O ideal da “boa vida” oferecida aos jovens paralisa-os num estado de ansiedade permanente, responsável, em grande parte, pela incapacidade que têm de olhar para outra coisa que não a si mesmos (já começou o Big Brother/2012 com transmissão 24 hs/dia no canal Multishow). A rede de atendimento aos “famintos de felicidade” tornou-se um negócio rendoso, e os usuários, para mantê-la, exigem mais exploração dos que já são super-explorados. Ecstasy, viagra e fast-food são símbolos da excitação permanente em que se mantém os jovens (Dasílio, Pedagogia da Ganância, em preparo).
É expressiva a multidão de “especialistas” em felicidade sexual, amorosa e química que, em coro, propagam e reforçam na mídia o mito da salvação individual, num Brasil moderno, informatizado, liberalizado eticamente e com todos os problemas resolvidos, de antemão, pelas leis do mercado. Há receitas e locais de aviamento para quem quiser. Notória, a cultura narcísica no Brasil, “acha” o país o melhor do mundo: nosso futebol, nossas praias lindas; nosso cachorro é o mais manso, nosso gato tem o pelo mais macio, nosso passarinho canta mais bonito, e agora nos faz arrotar como potência econômica entre o cinco maiores do mundo. Tudo isso fez com que os afortunados se apaixonassem pelo lixo e as inutilidades que produzem, tornando-se seus cúmplices e reféns.
Criou-se um círculo vicioso, onde a demanda por cuidados com a juventude, a beleza, a forma física, a realização sexual e o bem-estar perene, substituem vocações para a vida cidadã, responsabilidade social e solidariedade. Nutre-se da miséria econômica dos mais pobres, ou remediados, e alimenta-se da miséria psíquica dos ricos. Além do mais, paralelamente à inibição da esfera pública, a cultura produz a desagregação das próprias instituições encarregadas de proteger o parco quinhão da “felicidade de shopping-center” (Jurandyr Freire). O cenário dramático dos que vivem com 2 “real” por dia, no Brasil, ou à custa da bolsa-família (paliativo provisório em caráter de esmola social, porém com certo valor — melhor ter que não ter –; trabalho, saúde assistida com qualidade, urbanização humanizada, são mais importantes, para se evitar a pobreza viciosa, dependente e a imobilidade: “ninguém se liberta sozinho…” – Paulo Freire); a ignorância sobre 13 bolsões de miséria, 600 municípios, sem urbanização, hospitais, escolas, 20 milhões de pessoas vivendo sob todas as fomes do mundo… mostram que o palco não foi desmontado.

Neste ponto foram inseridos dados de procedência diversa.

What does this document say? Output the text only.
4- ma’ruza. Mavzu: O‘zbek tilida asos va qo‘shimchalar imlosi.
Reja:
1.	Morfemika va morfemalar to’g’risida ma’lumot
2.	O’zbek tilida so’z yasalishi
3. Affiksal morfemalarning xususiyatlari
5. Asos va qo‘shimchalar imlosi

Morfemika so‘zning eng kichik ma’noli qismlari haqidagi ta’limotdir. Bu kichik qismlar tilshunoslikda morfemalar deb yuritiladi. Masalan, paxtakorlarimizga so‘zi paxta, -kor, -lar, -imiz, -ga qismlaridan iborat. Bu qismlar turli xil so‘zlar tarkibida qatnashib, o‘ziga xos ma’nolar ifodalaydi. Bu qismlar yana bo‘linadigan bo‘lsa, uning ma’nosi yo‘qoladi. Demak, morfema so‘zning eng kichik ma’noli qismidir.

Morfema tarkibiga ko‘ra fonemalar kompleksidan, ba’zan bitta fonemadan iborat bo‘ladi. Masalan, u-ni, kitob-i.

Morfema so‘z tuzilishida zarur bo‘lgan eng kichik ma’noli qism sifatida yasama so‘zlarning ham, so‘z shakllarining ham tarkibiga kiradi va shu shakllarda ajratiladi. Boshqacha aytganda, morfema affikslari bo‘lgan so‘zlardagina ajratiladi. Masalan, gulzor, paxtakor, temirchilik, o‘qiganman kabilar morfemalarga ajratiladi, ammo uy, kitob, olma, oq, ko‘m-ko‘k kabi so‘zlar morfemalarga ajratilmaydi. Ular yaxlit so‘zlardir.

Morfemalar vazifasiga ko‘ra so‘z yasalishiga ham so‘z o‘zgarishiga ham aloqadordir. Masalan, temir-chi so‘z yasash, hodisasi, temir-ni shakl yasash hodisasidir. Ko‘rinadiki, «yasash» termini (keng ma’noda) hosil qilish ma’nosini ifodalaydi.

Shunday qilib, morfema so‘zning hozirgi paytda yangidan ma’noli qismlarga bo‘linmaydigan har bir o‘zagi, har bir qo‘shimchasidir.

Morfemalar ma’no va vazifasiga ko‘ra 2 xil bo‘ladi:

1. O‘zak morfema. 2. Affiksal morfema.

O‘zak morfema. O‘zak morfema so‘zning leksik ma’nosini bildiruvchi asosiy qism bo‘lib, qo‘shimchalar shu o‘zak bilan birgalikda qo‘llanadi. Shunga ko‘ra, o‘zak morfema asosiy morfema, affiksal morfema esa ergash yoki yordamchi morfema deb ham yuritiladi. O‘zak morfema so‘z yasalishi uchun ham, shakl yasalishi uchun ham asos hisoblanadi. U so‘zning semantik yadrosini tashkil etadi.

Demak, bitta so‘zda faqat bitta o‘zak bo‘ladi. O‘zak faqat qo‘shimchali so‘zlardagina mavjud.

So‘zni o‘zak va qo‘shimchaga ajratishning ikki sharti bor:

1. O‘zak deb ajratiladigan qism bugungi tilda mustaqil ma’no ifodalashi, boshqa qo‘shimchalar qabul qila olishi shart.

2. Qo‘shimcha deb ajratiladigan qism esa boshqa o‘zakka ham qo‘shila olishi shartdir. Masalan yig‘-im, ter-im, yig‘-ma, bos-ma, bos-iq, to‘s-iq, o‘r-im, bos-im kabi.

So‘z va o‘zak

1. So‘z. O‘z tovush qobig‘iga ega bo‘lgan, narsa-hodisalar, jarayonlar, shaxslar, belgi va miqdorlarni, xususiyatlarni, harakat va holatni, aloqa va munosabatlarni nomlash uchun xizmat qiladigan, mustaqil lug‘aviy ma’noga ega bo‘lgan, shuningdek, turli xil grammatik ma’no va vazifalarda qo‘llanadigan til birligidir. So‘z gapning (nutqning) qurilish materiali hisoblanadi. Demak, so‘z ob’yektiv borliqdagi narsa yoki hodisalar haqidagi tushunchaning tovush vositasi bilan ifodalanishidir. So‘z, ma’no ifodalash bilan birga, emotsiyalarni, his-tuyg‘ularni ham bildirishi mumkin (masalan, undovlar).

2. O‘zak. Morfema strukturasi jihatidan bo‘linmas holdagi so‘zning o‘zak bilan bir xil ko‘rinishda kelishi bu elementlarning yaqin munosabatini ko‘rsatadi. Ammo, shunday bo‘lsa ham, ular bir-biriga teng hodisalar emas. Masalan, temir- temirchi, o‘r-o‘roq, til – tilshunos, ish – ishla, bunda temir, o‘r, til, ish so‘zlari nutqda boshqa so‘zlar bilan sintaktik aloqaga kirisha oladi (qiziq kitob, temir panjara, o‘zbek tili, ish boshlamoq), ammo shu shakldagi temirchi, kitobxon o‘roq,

João 1,43-51 – Discípulos de João escutam-no expressar-se sobre Jesus, o “cordeiro de Deus”. Sem vacilações, na mesma forma ingênua do jovem Samuel (1Sm 3,1-20), sem perguntar, de antemão sabendo os significados dos compromissos e das mudanças em suas vidas, ao optarem pelo caminho de Cristo. O diálogo que se entabula entre os “vocacionados” e Jesus é significativo: “Que buscas?”; “Mestre, onde vives?”; “Venham e verão” (35-36; 39). E logo são acolhidos. O gesto simbólico diz muito: não basta proferir uma lição teórica sobre quem é Jesus, como forma de evangelização. É preciso testemunhar pessoalmente sobre os significados, os valores, o sentido da vida em comunhão com Cristo. Seguir a Jesus é estar pronto para o impacto da experiência de Deus ampla e sem restrições, que envolve a vida imersa no mundo, por inteiro. João dirá, mais tarde, sobre uma oração de Jesus: “Pai, não te peço que os tires do mundo, mas que os guardes do mal”. As vocações existem e necessitam ser despertadas.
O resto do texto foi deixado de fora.